Screen Shot 2016-04-04 at 10.21.10 AM

I have a comondrum (obviously that’s what a conundrum on Monday is called). I recently had someone insinuate to me that they shouldn’t be expected to support/be happy for a mutual friend because they’ve actually never liked them. Ever since that moment I’ve wondered if you have to like someone to support them. (To be fair, I wondered a lot of other things, too, like why in the fuck would you pretend to be their friend then? But that’s besides the point. Sort of.)

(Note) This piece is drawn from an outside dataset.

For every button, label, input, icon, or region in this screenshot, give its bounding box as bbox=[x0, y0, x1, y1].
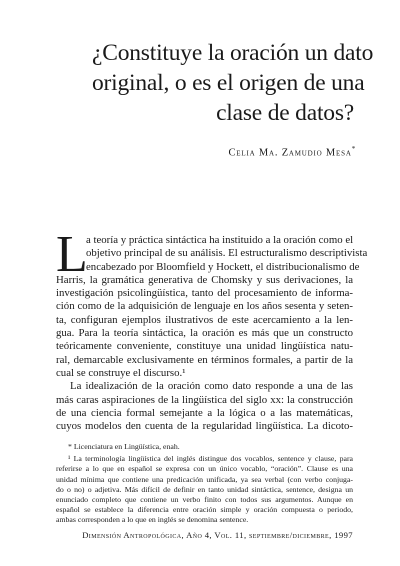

When you have kids a lot of things change. For me, since having Abbott, I’ve become more sensitive to the way people interact with one another, the way we treat each other. As a parent, I want to set a good example for my kids. I want them to respect other people. I want them to be respectable. I want them to be empathetic and open-minded. I want them to be inclusive rather than exclusive. I want them to be strong. I want them to know their worth but also recognize their shortcomings. I want them to be humble. I want them to be able to identify the things that are worth fighting for, but I also want them to respect themselves enough to know when it’s time to walk away – and I want them to have the strength to do so. I want them to care enough to defend others. I want them to be happy. I want them to be healthy. I want them to be loved.

I want them to love.

I’ve become so consumed with all of these wants that, at my core, I’ve changed. All of these things I want them to be, I also want to be. Unconsciously, I’ve done a lot of realigning and reprioritizing. Being a mom has made me value my time, I want to spend my time with people who love more than they judge, people who aim to support others and are comfortable putting others’ feelings ahead of their own. People who are aware of their influence and use it in positive ways. I’ve become weary of the facades of friendship so many perpetuate for reasons beyond my comprehension. I have a heightened intolerance for insincere people, false friendships and self serving agendas dressed up in a cheap message of goodwill to others. I’ve become aware of the pointless drama I entertained and indulged in before I became a parent and am surprised and saddened by the amount of negativity I helped perpetuate by judging others for choices that had no effect on me or anyone I cared about whatsoever.

I obviously had way too much fucking time on my hands before I had kids. Shit.

The world is full of assholes. I don’t want to be one of them and I don’t want my kids to be two of them. So, I’ve concluded I don’t need to like someone to support them. Silence can be a form of support when I have nothing good to say, I can be supportive by not perpetuating the negativity or feeding into drama, I can be supportive by choosing not to judge or be affected by other people’s life choices that have no effect on me.

I can see how there might be exceptions to this rule, but I can’t see why that matters.


Do you really have to like someone to support them? You tell me.